Dear Will:
You know that feeling you get when you have 8,000 things you ought to do but the only thing you want to do is watch the ballgame? When your list is so long that you want to tell it “so long”? I’ve been feeling that way a lot lately.
There was a moment today when I was talking on my desk phone, another call was coming in on the second line, and my cell phone began to ring. At the time, I was staring at my email inbox, at the 60 or 70 unread messages and the 40 others on which I need to follow up. I pondered the clutter that surrounded me. And I thought how nice it would be to simply get up, walk out, and not come back.
Henry David Thoreau followed that same urge when he went off to live in the woods for a couple of years. He said he went there to live “deliberately.” Afterwards he said the following:
I learned this, at least, by my experiment: that if one advances confidently in the direction of his dreams, and endeavors to live the life which he has imagined, he will meet with a success unexpected in common hours. He will put some things behind, will pass an invisible boundary; new, universal, and more liberal laws will begin to establish themselves around and within him; or the old laws be expanded, and interpreted in his favor in a more liberal sense, and he will live with the license of a higher order of beings. In proportion as he simplifies his life, the laws of the universe will appear less complex, and solitude will not be solitude, nor poverty poverty, nor weakness weakness. If you have built castles in the air, your work need not be lost; that is where they should be. Now put the foundations under them.
I fell in love with Walden when I was in high school, for the same reason that he appeals to me now over 20 years hence: Thoreau puts into beautiful prose words of inspiration and aspiration, and if I lack the disposition to chuck it all and head to the woods, at least through Walden I have the option of doing so vicariously. And rereading this passage reminds me that my next rereading is long overdue. Now I don’t presume to foist Henry David upon you—I have learned over the years that he is an acquired taste. But I figure it couldn’t hurt any of us—myself especially—to be reminded of the benefits of a simpler existence.

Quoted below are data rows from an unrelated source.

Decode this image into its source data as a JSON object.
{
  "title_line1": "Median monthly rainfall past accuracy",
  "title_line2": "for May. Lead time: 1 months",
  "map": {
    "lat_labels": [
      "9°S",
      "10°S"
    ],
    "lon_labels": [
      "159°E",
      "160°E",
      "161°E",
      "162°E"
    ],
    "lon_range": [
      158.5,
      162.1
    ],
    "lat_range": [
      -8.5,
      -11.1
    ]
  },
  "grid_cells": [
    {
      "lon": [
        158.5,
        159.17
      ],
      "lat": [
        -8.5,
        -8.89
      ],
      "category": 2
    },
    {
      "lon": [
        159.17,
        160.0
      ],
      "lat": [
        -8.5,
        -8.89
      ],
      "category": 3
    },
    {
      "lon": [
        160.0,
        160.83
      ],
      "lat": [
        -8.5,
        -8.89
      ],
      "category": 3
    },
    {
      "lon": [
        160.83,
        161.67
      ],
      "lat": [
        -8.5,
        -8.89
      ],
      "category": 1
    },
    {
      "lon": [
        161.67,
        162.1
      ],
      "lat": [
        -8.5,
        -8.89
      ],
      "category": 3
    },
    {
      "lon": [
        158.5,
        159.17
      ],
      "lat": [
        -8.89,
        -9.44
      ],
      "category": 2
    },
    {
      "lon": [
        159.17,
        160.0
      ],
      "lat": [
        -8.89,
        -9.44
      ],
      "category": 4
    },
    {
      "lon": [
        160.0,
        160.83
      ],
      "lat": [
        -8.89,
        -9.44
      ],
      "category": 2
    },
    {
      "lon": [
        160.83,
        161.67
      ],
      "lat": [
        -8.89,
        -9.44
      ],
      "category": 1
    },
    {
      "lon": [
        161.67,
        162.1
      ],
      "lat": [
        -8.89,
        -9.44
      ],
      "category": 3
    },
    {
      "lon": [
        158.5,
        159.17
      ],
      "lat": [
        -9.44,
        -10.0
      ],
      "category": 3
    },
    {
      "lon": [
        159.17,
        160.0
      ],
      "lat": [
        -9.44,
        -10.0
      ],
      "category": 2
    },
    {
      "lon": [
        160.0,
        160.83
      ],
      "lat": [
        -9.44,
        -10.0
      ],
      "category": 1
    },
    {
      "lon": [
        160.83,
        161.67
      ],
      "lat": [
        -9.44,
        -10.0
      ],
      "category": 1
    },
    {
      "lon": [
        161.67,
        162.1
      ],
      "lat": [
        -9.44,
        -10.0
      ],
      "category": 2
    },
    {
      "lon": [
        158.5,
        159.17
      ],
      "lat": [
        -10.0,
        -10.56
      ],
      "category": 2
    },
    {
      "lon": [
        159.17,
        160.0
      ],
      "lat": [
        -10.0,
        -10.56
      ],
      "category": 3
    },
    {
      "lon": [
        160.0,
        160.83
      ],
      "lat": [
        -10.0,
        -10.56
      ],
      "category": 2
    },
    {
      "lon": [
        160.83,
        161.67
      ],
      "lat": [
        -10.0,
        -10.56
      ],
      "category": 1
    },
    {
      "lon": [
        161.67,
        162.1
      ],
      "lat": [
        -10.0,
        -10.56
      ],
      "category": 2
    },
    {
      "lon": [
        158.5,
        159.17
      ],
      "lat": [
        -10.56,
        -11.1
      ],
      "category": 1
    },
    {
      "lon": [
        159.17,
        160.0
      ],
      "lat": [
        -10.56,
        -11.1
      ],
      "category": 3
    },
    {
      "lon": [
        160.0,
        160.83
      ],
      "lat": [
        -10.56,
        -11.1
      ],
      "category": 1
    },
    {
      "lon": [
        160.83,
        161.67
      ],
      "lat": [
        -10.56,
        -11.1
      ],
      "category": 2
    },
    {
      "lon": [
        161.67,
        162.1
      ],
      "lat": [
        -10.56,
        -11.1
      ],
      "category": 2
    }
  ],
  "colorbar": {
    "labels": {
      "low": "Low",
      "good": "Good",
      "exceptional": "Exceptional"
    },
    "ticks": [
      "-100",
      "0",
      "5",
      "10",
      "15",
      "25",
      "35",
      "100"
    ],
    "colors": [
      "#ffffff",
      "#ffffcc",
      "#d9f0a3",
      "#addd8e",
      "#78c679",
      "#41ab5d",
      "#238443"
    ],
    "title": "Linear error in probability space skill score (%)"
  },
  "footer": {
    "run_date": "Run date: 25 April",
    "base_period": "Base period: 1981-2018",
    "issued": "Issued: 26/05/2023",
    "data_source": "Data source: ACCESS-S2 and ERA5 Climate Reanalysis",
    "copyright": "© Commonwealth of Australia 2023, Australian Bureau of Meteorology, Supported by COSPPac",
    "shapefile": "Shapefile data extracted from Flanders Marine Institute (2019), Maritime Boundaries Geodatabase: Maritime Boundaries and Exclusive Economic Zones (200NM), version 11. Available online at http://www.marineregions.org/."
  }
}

It’s probably wishful thinking—correction: it is wishful thinking; but even wishful thinking can be constructive if not done to excess. So I’ll end this brief lament with a few more ascendant words from HDT, words which remind us that there is more to life than the mundane details that preoccupy and distract us from day to day: “Only that day dawns to which we are awake. There is more day to dawn. The sun is but a morning star.”